研究背景与研究目的：由慢性肝损伤诱发的肝细胞癌（hepatocellular carcinoma, HCC）是癌症相关死亡的主要诱因之一，但其精确的表观遗传机制尚未得到充分研究。此外，N6-甲基腺嘌呤（N6-methyladenine, m6A）阅读蛋白YTHDF3在人类疾病中的功能仍有待阐明。 研究方法：通过化学物质诱导小鼠发生肝损伤及肝细胞癌变。利用CRISPR/Cas9技术构建Ythdf3与Mettl14基因敲除小鼠。采用10X单细胞RNA测序（10X single-cell RNA-seq）及流式细胞术分析肝细胞群体的特征。
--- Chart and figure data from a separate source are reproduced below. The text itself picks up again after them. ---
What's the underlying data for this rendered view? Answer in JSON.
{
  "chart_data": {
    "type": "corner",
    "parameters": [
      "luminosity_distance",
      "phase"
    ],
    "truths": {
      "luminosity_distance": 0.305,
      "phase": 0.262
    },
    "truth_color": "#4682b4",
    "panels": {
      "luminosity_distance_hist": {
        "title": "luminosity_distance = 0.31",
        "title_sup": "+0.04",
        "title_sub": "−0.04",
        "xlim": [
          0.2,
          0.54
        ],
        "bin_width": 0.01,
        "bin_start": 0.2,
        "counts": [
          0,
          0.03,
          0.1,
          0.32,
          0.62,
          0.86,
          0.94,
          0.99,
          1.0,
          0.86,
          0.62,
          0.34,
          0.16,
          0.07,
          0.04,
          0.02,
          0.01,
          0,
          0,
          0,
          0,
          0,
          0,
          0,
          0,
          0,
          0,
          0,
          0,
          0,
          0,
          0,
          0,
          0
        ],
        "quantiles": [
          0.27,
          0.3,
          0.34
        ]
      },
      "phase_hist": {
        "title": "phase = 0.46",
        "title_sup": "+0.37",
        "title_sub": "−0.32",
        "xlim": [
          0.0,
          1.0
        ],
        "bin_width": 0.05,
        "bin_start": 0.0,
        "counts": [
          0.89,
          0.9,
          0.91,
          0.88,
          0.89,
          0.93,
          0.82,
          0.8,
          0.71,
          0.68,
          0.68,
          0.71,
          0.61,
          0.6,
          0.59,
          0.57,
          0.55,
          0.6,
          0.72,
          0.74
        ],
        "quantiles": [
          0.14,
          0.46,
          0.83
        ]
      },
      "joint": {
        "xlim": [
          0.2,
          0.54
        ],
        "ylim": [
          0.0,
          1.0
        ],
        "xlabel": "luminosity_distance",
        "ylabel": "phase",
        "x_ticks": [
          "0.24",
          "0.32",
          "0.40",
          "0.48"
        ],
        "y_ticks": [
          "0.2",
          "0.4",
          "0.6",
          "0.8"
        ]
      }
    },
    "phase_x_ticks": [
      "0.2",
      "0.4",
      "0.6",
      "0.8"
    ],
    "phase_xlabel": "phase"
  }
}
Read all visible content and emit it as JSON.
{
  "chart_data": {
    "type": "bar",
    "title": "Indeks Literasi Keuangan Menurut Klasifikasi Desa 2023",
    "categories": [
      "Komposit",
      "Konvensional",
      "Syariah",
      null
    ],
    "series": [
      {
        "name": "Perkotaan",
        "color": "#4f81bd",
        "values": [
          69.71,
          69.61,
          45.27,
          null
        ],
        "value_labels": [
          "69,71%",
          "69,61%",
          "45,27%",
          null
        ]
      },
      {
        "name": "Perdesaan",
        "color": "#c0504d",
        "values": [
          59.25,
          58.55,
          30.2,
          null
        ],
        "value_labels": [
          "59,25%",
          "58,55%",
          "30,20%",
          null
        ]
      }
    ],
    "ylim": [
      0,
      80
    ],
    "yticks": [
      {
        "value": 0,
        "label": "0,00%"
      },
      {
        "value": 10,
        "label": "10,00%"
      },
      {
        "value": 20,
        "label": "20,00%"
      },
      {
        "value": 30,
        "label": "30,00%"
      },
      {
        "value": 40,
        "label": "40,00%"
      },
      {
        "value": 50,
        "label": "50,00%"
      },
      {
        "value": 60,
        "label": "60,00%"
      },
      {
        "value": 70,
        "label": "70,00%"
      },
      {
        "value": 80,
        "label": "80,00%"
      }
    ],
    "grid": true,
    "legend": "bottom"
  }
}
通过免疫荧光、免疫组织化学及蛋白质印迹法评估细胞增殖与DNA损伤水平。构建肝类器官以检测肝干细胞的功能。使用MeRIP-seq揭示化学物质诱导肝损伤后m6A甲基化修饰模式的变化。通过RIP-seq与Ribo-seq鉴定YTHDF3的靶标基因，并测定其翻译效率。体外实验中，采用小干扰RNA及dCas13b-FTO-sgRNA质粒验证YTHDF3与CEBPA的生物学功能。 研究结果：敲除YTHDF3会加重化学物质诱导的肝损伤，同时伴随功能性肝细胞与干细胞数量的减少。此外，依赖METTL14与YTHDF3的RNA m6A修饰失调可诱导DNA损伤，并促进肝细胞癌的发生发展。机制层面，敲除Ythdf3会抑制CCAAT/增强子结合蛋白α（CCAAT/enhancer-binding protein-alpha, CEBPA）的翻译过程，进而下调PARP1与PRDX2的表达，最终促进DNA损伤并引发基因组不稳定，最终导致肝损伤及肝细胞癌。 研究结论：m6A/YTHDF3/CEBPA调控轴在调控细胞命运与基因组稳定性中发挥关键作用，可预防肝损伤及肝细胞癌的发生，为以YTHDF3与CEBPA为靶点的肝细胞癌治疗提供了潜在的治疗策略。 实验整体设计：本研究通过RIP-seq鉴定经或未经四氯化碳（CCL4）处理的小鼠体内YTHDF3的靶标基因。